I’m no cook, and my renovations have provided a kitchen smaller than either my home office or my bathroom. The catering was the simplest – a picnic theme, an assortment of help-yourself fillings and a range of fresh breads from the bread van. I pre-warned him on Friday in my best Spanish – every day I buy two 8 inch rolls (at 90c for both, the easiest and cheapest way to do lunches for myself and buddy / builder Nick) and on Friday I said fluently “mañana cinco y rosca y baguette” (tomorrow five, and 8 inch bagels, and everyone knows baguette, right?)
I didn’t add ‘por favor’ because I have a complex about that, we Brits are known as por favors because we say it too often, the Spanish find it hilarious.

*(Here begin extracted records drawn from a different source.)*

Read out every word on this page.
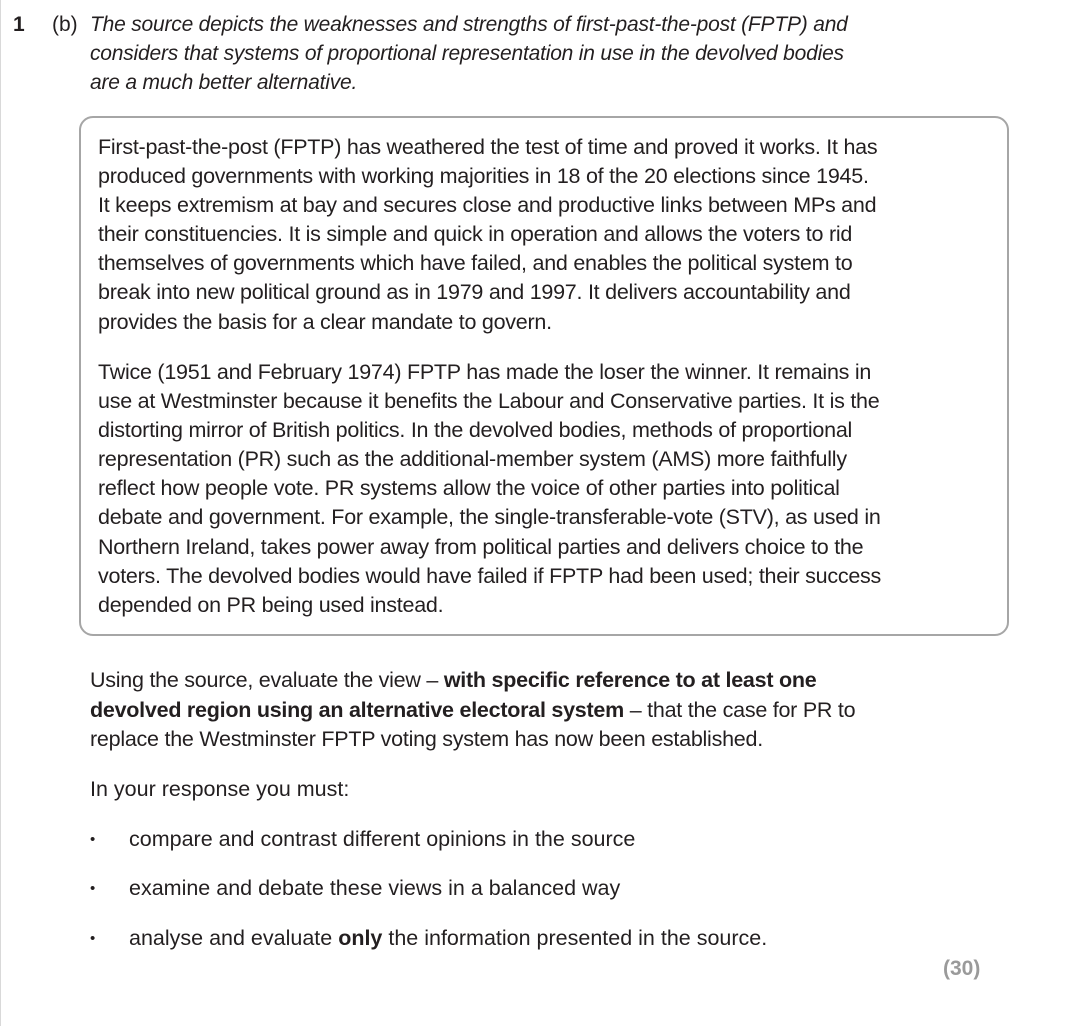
1 (b) The source depicts the weaknesses and strengths of first-past-the-post (FPTP) and
considers that systems of proportional representation in use in the devolved bodies
are a much better alternative.
First-past-the-post (FPTP) has weathered the test of time and proved it works. It has
produced governments with working majorities in 18 of the 20 elections since 1945.
It keeps extremism at bay and secures close and productive links between MPs and
their constituencies. It is simple and quick in operation and allows the voters to rid
themselves of governments which have failed, and enables the political system to
break into new political ground as in 1979 and 1997. It delivers accountability and
provides the basis for a clear mandate to govern.
Twice (1951 and February 1974) FPTP has made the loser the winner. It remains in
use at Westminster because it benefits the Labour and Conservative parties. It is the
distorting mirror of British politics. In the devolved bodies, methods of proportional
representation (PR) such as the additional-member system (AMS) more faithfully
reflect how people vote. PR systems allow the voice of other parties into political
debate and government. For example, the single-transferable-vote (STV), as used in
Northern Ireland, takes power away from political parties and delivers choice to the
voters. The devolved bodies would have failed if FPTP had been used; their success
depended on PR being used instead.
Using the source, evaluate the view – with specific reference to at least one
devolved region using an alternative electoral system – that the case for PR to
replace the Westminster FPTP voting system has now been established.
In your response you must:
• compare and contrast different opinions in the source
• examine and debate these views in a balanced way
• analyse and evaluate only the information presented in the source.
(30)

My Spanish is still terrible, in part because the local dialect cuts the ends off words so learning ‘proper’ Spanish doesn’t help much. Even something as simple as buenos dias, here, is pronounced ‘born-dia’
So that was the base catering, the dozen guests brought tapas-type items and quiche and dips, and in the end it was quite a spread, and a lot of fun. The grass matting was still being laid until 9 pm the night before, and I was still frantically tidying the last bits when they arrived promptly at 2, help, they live here and they don’t keep Spanish time??
It was only when they left that I could, for the first time in six months, savour the sheer pleasure of looking at the atrium. It’s a long narrow house with a long narrow atrium / terrace and when that’s empty, it catches the heart and the imagination – well, it caught mine. On the 3rd of October I unpacked the camper van into it and around a week later my furniture and boxes arrived and near-filled it and ever since it has been the heart of the building operations and has looked absolutely horrible for six months. Some day (phase three) it will be tiled properly again but in the meantime I’m loving the grass!
In a way the terrace photos below illustrate the six months best, but perhaps that’s only because it was the last job finished. The terrace was a series of long shallow steps (the first photo is at their worst, from the top looking down). Now there is a levelled section big enough to hold a table and chairs for sundowners, with the ‘welcoming arms’ curved retaining wall a nostalgic flashback to my childhood. The plumbing to the laundry is well old so we carefully built in new piping so that if or when the original pipes spring a leak, connecting a new supply won’t mean digging the whole thing up again.
So now I’m basically ready for guests. The trick is sourcing the writers, walkers, cyclists, hikers, poke-around-exploring travellers who want accommodation in a typical Spanish town near the beaches of the Costa Tropical and Granada and the Sierra Nevada in a slightly quirky house. No problem, eh?
Wow! Brilliant work! Awesome pictures. Sure was a long hard slog. But you got there and you’ll get it up and running, I have no doubt. Your slightly quirky house will soon be buzzing.
Well done! An amazing transformation achieved in a remarkably short time period 😀
oh ta and there is lots more transforming to be done but the relief of being rubble-free (for now) is lavish!